In Anwesenheit von Bundeskanzlerin Angela Merkel und NRW-Ministerpräsident Jürgen Rüttgers legte RWE Power am 29. August den Grundstein für das neue Steinkohlenkraftwerk in Hamm. Die beiden Blöcke sollen Mitte 2011 bzw. Anfang 2012 ans Netz gehen. Sie haben eine elektrische Leistung von insgesamt 1.600 MW und einen Wirkungsgrad von 46 Prozent. Die Baukosten, die zunächst 1,4 Milliarden Euro betragen sollten, werden inzwischen mit zwei Milliarden Euro angegeben. Das Kraftwerk wird für die Nachrüstung mit einer CO2-Wäsche nach dem "Carbon capture and storage"-Verfahren (CCS) vorbereitet, das voraussichtlich nach 2020 die Abscheidung und Abspeicherung von Kohlendioxid ermöglichen soll.

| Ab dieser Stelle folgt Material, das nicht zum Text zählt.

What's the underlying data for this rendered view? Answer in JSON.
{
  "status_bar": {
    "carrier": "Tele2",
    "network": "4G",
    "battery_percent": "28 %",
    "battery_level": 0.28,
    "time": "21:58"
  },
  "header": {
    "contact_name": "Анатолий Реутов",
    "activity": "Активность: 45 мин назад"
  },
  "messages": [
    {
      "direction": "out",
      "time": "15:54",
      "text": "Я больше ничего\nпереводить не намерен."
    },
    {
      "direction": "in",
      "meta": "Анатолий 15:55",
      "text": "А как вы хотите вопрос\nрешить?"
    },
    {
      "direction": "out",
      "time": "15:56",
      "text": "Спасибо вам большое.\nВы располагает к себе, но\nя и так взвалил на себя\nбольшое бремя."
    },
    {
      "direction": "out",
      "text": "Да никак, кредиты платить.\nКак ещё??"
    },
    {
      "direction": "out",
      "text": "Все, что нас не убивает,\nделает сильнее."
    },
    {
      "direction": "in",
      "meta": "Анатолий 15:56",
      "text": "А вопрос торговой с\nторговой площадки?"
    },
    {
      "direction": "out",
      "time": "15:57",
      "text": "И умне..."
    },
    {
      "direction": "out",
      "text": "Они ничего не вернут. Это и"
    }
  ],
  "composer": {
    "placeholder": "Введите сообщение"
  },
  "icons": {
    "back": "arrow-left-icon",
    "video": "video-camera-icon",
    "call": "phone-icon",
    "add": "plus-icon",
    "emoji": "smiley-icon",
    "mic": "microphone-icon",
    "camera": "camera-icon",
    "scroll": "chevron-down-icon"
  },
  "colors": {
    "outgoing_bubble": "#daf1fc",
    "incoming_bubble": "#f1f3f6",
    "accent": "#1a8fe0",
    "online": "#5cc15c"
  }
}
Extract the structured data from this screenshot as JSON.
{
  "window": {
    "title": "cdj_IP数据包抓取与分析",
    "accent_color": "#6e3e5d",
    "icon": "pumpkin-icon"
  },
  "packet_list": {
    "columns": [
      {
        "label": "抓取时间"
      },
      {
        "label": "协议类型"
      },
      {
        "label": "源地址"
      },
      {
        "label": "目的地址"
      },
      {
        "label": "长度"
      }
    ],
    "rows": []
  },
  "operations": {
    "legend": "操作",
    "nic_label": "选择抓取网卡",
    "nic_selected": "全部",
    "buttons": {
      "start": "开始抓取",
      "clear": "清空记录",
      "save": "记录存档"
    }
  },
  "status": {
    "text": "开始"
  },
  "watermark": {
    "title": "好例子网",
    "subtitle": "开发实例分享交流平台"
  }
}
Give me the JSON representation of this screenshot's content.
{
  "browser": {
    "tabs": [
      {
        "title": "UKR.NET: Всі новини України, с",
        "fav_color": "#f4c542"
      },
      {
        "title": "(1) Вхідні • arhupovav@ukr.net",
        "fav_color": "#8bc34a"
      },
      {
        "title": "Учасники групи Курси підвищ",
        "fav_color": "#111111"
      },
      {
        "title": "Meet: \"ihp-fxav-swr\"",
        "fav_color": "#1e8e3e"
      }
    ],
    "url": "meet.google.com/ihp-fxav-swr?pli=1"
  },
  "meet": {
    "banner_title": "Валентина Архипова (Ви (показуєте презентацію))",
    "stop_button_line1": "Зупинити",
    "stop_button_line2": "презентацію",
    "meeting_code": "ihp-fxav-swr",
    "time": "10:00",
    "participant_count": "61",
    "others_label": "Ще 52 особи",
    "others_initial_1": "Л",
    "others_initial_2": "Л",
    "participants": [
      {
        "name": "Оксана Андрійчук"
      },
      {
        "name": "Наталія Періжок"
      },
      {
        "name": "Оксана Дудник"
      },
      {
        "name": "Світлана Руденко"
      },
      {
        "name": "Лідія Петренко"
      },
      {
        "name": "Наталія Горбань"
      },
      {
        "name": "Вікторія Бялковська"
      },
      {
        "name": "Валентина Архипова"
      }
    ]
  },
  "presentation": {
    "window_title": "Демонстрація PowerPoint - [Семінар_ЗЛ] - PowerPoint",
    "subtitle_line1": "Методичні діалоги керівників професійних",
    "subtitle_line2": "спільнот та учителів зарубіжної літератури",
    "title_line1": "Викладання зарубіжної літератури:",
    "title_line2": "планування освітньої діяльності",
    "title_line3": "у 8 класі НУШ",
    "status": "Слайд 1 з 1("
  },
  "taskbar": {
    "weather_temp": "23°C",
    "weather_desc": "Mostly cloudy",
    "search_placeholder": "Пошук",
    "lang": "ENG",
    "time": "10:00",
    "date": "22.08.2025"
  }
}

An dem Kraftwerk sind 23 Stadtwerke aus Nordrhein-Westfalen, Hessen, Niedersachsen und Rheinland-Pfalz beteiligt, die sich in der Arbeitsgemeinschaft GEKKO zusammengeschlossen haben. Sie verfügen über einen Anteil von 350 Megawatt. Der Vertrag hat eine Laufzeit von 25 Jahren.
Die Trianel-Gruppe begann am 3. September mit dem Bau eines Steinkohlekraftwerks am Standort Lünen. Die 750-MW-Anlage ist das erste Kohlekraftwerk, das ausschließlich von kommunalen Versorgungsunternehmen getragen wird. Es gehe darum, "den oligopolistischen Markt mit vier großen Spielern aufzubrechen", sagte Trianel-Chef Sven Becker beim ersten Spatenstich in Anwesenheit der Düsseldorfer Wirtschaftsministerin Christa Thoben und Staatssekretär Matthias Machnig vom Bundesumweltministerium.
Es handelt sich um das zweite Kraftwerk der mittlerweile 31 kommunalen Partner, nachdem Ende 2007 das GuD-Kraftwerk in Hamm-Uentrop (050111) in Betrieb genommen werden konnte. Als drittes Projekt plant Trianel weiterhin ein Steinkohle-Heizkraftwerk im Chemiepark Krefeld-Uerdingen (061210), das sich aber erst im Genehmigungsverfahren befindet.
In Anwesenheit von Bundeswirtschaftsminister Glos (CSU), dem Stuttgarter Ministerpräsidenten Oettinger (CDU) sowie weiteren rund 300 Gästen legte die EnBW Energie Baden-Württemberg AG am 19. September im Karlsruher Rheinhafen den Grundstein für ein neues Steinkohlenkraftwerk. Es soll mit einem Wirkungsgrad von über 46 Prozent eine Bruttoleistung von 912 MW erreichen und bis zu 220 MW Fernwärme auskoppeln können. Die Inbetriebnahme ist für Ende 2011 geplant.